Por exemplo, argumenta-se que “estender” deve ser grafado com s por ser palavra hereditária, isto é, que já fazia parte do acervo lexical dos primeiros falantes do português, ao passo que “extensão” deve ser com x porque é empréstimo erudito. Ou seja, na palavra vernácula deve prevalecer o critério fonológico, enquanto no termo culto deve ser aplicada a regra etimológica.

Esse princípio não faz muito sentido no exemplo dado, visto que “extensão” não é mais, rigorosamente, palavra culta, mas semiculta, pois sofreu metaplasmo (cujo nome técnico é metamorfismo) que igualou sua pronúncia à de “estender”. Exemplo análogo é a palavra italiana estensione, cuja grafia com s se deve exatamente a esse fenômeno, por sinal, abundante naquele idioma.

Mas a questão é: por que substituir o ph de “farmácia” por f, mas manter o x de “extensão”? Em alguns casos, as reformas ortográficas anteriores normalizaram com base na etimologia grafias oscilantes. Assim, se até 1943 “portuguez” e “embriaguez” se escreviam com z, convencionou-se que “português” deveria ser com s, já que nosso sufixo ‑ês provém do latino ‑ensis, enquanto o sufixo ‑ez de “embriaguez” vem do latim ‑ities. Da mesma forma, “quizesse” virou “quisesse” por causa do latim quaesivissem, que é com s, enquanto “fizesse” manteve o z por causa do latim fecissem, sem s.

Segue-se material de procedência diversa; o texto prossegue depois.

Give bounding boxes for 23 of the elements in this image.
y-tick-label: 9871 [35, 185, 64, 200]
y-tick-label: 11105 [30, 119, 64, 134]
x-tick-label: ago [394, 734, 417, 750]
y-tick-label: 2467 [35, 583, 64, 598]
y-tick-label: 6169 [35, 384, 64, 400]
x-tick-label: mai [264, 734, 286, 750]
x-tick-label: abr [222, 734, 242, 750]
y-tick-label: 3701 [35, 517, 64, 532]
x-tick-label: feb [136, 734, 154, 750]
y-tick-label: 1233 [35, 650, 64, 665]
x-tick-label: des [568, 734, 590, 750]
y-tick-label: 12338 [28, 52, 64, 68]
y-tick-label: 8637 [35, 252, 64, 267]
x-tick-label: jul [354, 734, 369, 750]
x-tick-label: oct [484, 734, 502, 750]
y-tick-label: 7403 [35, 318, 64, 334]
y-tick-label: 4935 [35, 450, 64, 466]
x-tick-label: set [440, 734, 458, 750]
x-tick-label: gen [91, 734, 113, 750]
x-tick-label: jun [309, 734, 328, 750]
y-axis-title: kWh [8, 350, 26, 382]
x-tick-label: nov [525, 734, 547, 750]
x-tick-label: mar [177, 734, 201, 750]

Nesse caso, toda palavra que em latim tivesse x deveria tê-lo também em português. No entanto, se “texto” e “extensão” se escrevem com x, “misto” e “estender” são com s. E a justificativa não é o caráter culto ou hereditário dessas palavras, pois tanto “texto” quanto “misto” nos chegaram por via erudita. A regra aí é que x só se manteve em vocábulos cultos quando precedido de e (por isso “texto” e também “dextrose”), mas converteu-se em s quando em termos vernáculos (por isso, “destreza”) ou em termos cultos em que não é precedido de e (por isso, “misto”). Dá para entender uma regra dessas?

E se, por razões etimológicas, “portuguez” se tornou “português”, mas “embriaguez” se manteve intacta, então por que “hífen” (do grego hyphen) é com n, mas “devem”, “amém”, “delfim”, “jardim” e “marrom” (respectivamente, do latim debent, amen e delphinus, e do francês jardin e marron) são com m? Isso se aplica até à própria palavra “latim” (de latine)! Aliás, o português é a língua europeia com o maior número de palavras terminadas em m e o menor número em n, na contramão de todas as demais.

E por que quem nasce em Jerusalém é jerusalemita (ou hierosolimita), mas quem nasce em Belém (do hebraico Bethlehem) é Belenense? E por que “albumina” (de “álbum”) é com m, mas “mediúnico” (de “médium”) é com n?

Em resumo, mantivemos a grafia etimológica em alguns casos, mas não em outros. E o critério usado para determinar quais casos são esses permanece obscuro.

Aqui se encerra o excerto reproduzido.